图2中所示的网络设备例如为远程直接内存访问(RemoteDirect Memory Access,RDMA)设备,具体可以包括RDMA网络接口控制器(RDMA-aware Network Interface Controller,RNIC)等。RDMA是一种直接进行远程内存存取的技术,可以直接将数据从一个计算节点快速迁移到另一个远程计算节点的存储器中,减少了CPU参与数据传输过程的消耗。
MPU22通过总线与CPU21、内存访问设备23和网络设备24相互连接。在计算节点C0 中的某个进程(或者应用)调用上述任一MPI之后,CPU21根据该MPI生成命令组(Command Group),并将该命令组发送给MPU22,以用于通过MPU22实现进程间通信。例如,计算节点C0中的进程P0在调用Bcast接口之后,CPU21根据Bcast接口生成多个用于发送消息的命令(消息发送命令),将多个消息发送命令发送给MPU22,以用于分别将数据发送给进程空间中的其他多个进程。MPU22中的调度单元221可以用于顺序执行命令组中的命令,进行与CPU21、内存访问设备23或网络设备24之间的数据传输。双边通信单元222可用于对MPU22接收的用于接收消息的命令(消息接收命令)和待接收的消息的信息进行匹配,以完成对消息的接收。

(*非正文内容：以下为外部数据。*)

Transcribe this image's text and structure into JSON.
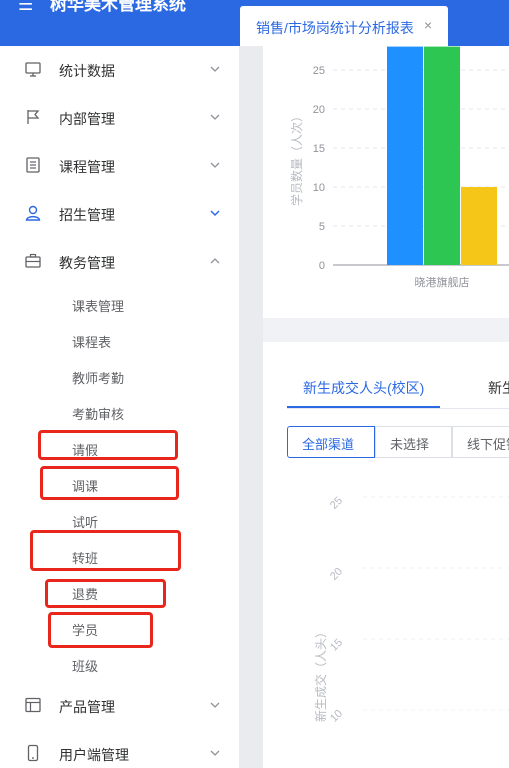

图3为本申请实施例提供的一种数据传输方法的流程图,所述方法例如可由计算节点C0执行,所述方法包括:
步骤S301,进程P0调用MPI生成命令组,所述命令组中的命令用于传输数据至目标进程;
步骤S302,进程P0将生成的命令组发送给MPU22;
步骤S303,MPU22根据命令组中的第一命令确定目标进程为进程P1时,则执行第一命令,以发送数据至进程P1;
步骤S304,MPU22根据命令组中的第二命令确定目标进程为位于计算节点C1的进程P2时,通过网络设备24(图中以RDMA示意示出)将数据传输至进程P2。
下文将详细描述图3所示的各个步骤。
首先,在步骤S301,进程P0调用MPI生成命令组。
在本申请实施例中,为了适应于对MPU硬件的添加,可在计算节点C0中安装MPU适配程序模块(下文简称为MPU适配模块),以用于响应于进程对MPI的调用生成供MPU执行的命令。例如,计算节点C0中的进程PO对应于核cr0,进程PO可根据计算节点C0中提供给应用的MPI进行对某个MPI(例如MPI-Bcast接口)的调用。核cr0在执行到该接口调用之后,可运行MPU适配模块,从而生成与MPI对应的命令组,该命令组将由MPU执行。其中,在命令组包括多个命令的情况中,该命令组的多个命令的排列顺序指示各个命令的执行顺序。
所述命令组中的命令可具有如表1所示的数据结构:
命令类型 操作类型 RSVD 描述符
表1
其中,命令类型可以为RDMA、LDMA或者内联(inline)中的任一类型。其中,RDMA类型指示该命令用于进行与RDMA设备之间的信息交互,其描述符对应于RDMA报文的格式。MPU适配模块可根据进程P0对MPI的传入参数,确定目标进程是否为其他节点中的进程,当确定目标进程是其他节点中的进程的情况中,将与该目标进程对应的命令的命令类型设置为RDMA类型。其中,描述符可包括发送消息描述符(Send element,SE)和接收消息描述符(Receive element,RE)。RDMA类型命令中的发送消息描述符中可包括待发送消息的当前存储地址、发送消息的进程标识、接收消息的计算节点的标识、接收消息的进程标识、消息标识等,接收消息描述符中可包括将用于存储接收消息的存储地址、发送消息的计算节点的标识、发送消息的进程标识、接收消息的进程标识、消息标识等。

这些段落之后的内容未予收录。